I’m not on the ‘jazz is dead’ bandwagon, but something that needs to die is how live jazz is presented. Everything about it is stale, old and gluttonous. I’ll explain why, but before I do, let me preface that statement with saying that I attend a lot of concerts and live shows, both for pleasure and work. I’ve seen a wide and varied sampling of what live shows are like, and jazz is always regurgitating cliches of the live experience that is over half a century old. It’s like live jazz is stuck in time. More akin to a museum artifact, than an actual living, breathing thing. I recently had a discussion about the problem with live jazz on twitter, and everyone agreed with me. I’ll list my points numerically.
1. You’re expected to be lazy and gluttonous. We still have this cliche of jazz being this thing where you come out, park your butt on a plush chair, order dinner and some wine, and then you leave. How lively can something be if you’re eating dinner with a performance? It’s one thing to have drinks, but this dinner thing is a holdover from the “supper clubs” of yore. The only thing that has changed is that you can’t smoke. I really don’t want to smell rump roast & salmon, or hear some guy chomping on his baby back ribs while I’m trying to enjoy a piano solo. Maybe that’s just me. Who really wants this? I won’t forget catching a Ron Carter show at the Blue Note a few years ago. The gentleman next to me was more focused on his hot plate, than the show itself. I kept wondering whether he realized that Ron Carter was on stage. He was more concerned with smacking his lips and licking his fingers. People always talk about the lack of interest in jazz, and there are a myriad of reasons from lack of education, to budget cuts in school music programs. Be that as it may, a concert where you’re ordering baby back ribs and a plate of hot wings will be a tired and gluttonous affair.

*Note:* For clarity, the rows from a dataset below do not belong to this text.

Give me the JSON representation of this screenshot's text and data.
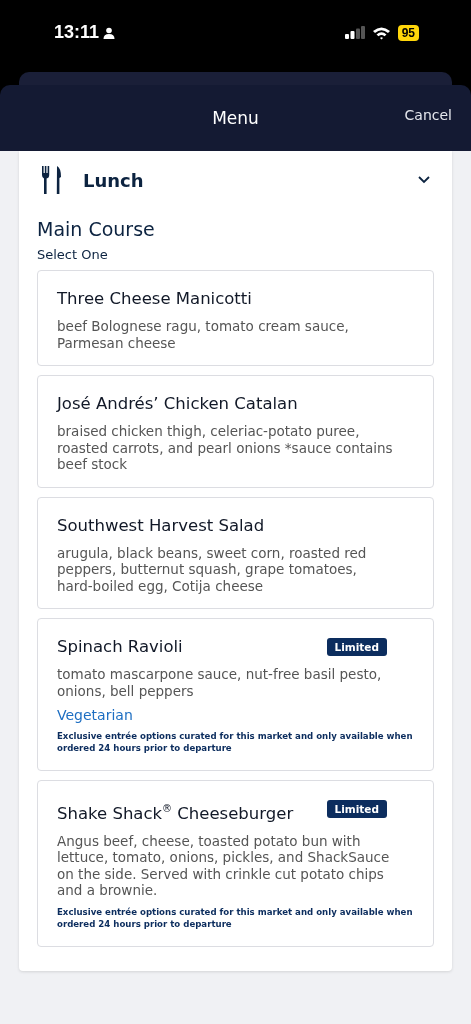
{
  "status_bar": {
    "time": "13:11",
    "battery": "95"
  },
  "header": {
    "title": "Menu",
    "cancel": "Cancel"
  },
  "section": {
    "title": "Lunch",
    "expanded": true
  },
  "course": {
    "title": "Main Course",
    "hint": "Select One"
  },
  "items": [
    {
      "name": "Three Cheese Manicotti",
      "description": "beef Bolognese ragu, tomato cream sauce, Parmesan cheese"
    },
    {
      "name": "José Andrés’ Chicken Catalan",
      "description": "braised chicken thigh, celeriac-potato puree, roasted carrots, and pearl onions *sauce contains beef stock"
    },
    {
      "name": "Southwest Harvest Salad",
      "description": "arugula, black beans, sweet corn, roasted red peppers, butternut squash, grape tomatoes, hard-boiled egg, Cotija cheese"
    },
    {
      "name": "Spinach Ravioli",
      "badge": "Limited",
      "description": "tomato mascarpone sauce, nut-free basil pesto, onions, bell peppers",
      "tag": "Vegetarian",
      "note": "Exclusive entrée options curated for this market and only available when ordered 24 hours prior to departure"
    },
    {
      "name": "Shake Shack$^{®}$ Cheeseburger",
      "badge": "Limited",
      "description": "Angus beef, cheese, toasted potato bun with lettuce, tomato, onions, pickles, and ShackSauce on the side.  Served with crinkle cut potato chips and a brownie.",
      "note": "Exclusive entrée options curated for this market and only available when ordered 24 hours prior to departure"
    }
  ]
}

2. No standing room shows. I realize that most jazz venues are small, so this might not be practical in theory because of space issues, but I just want to say that the best live shows are always standing room, and that includes jazz. NYC is a jazz town, so there is a lot happening here. However, no one can deny that the liveliest time for non-stop jazz in NYC is during Winter Jazz Fest. It draws crowds, young crowds at that. We keep asking why we don’t see these people the rest of the year. I’ll tell you why. Apart from Winter Jazz Fest being a festival and a limited run, the shows are standing room only. Young people don’t go to concerts to sit down. The current model is only appealing to old people.
3. Price. Most people have no problems shelling out the dosh for live music. There is this meme that says jazz is expensive. It really isn’t. $20-$25 is a very small price to pay to see a quartet play live music in front of you. That’s around $5 per musician. In NYC, $20 can’t even pay for two movie tickets. The problem arises when clubs enforce their “minimum” policy for having a table. You have to buy dinner or buy a minimum number of drinks. If not, you’ll be relegated to the bar in the back where you won’t see anything. Those $20-$25 tickets can turn into over $100 easily if you have a date and you opt for a table, because you want to actually see the show. Knowing this, it’s really disingenuous to keep wondering why people stay away. Young people in particular. Let’s not feign ignorance about this. The mandatory food and drink prices are outrageous. Many people can’t afford it, especially in this economy. It’s not that there aren’t fans of this music. The turnout for the free jazz Summerstage concerts should tell you otherwise. Those are always packed. Money is the issue for many. Who wants to spend more on food and drinks they don’t want, than they did on the actual musical performance? I understand that venues need to make money, and it’s easy for me to have this opinion since I’m not in the precarious position that the club owners are in, but there are a few clubs that don’t serve food, and they seem to be doing fine. After buying tickets, telling me I need to buy your overpriced food and a minimum number of drinks just doesn’t sit well with me. I’m there for the music, not for supper.
4. Despite most jazz clubs being small and intimate venues, they still end up being impersonal. How could they not be with the way things are set up? It’s all rather monotonous. Nothing spontaneous will happen. It’s not very engaging for the performers or the audience. I already know what will happen before the show starts. The audience will sit down quietly, save for the loud eaters and people clanking ice in their drinks. They will politely clap on cue at the end of every solo, and that’s that. You can’t engage people who are eating. Anyone who does anything outside of said polite clapping will be looked at as a pariah. Heaven forbid the music touches you differently. Think of the jazz musicians making strides today like Esperanza Spalding and Robert Glasper. Yes, they still play the jazz clubs, but they have branched out beyond just local jazz clubs because they embraced the culture outside the jazz club paradigm, and it reflects in their work. They’ve performed on late night shows. How many current jazz musicians can say that? Robert Glasper can fill up an entire park. He did recently at his Summerstage performace at Marcus Garvey park. At Esperanza Spalding concerts, people sing, move and groove. In short, people act like they’re alive. Try that at your local jazz club, and see if they won’t tell you to stop, or even throw you out. That is the problem.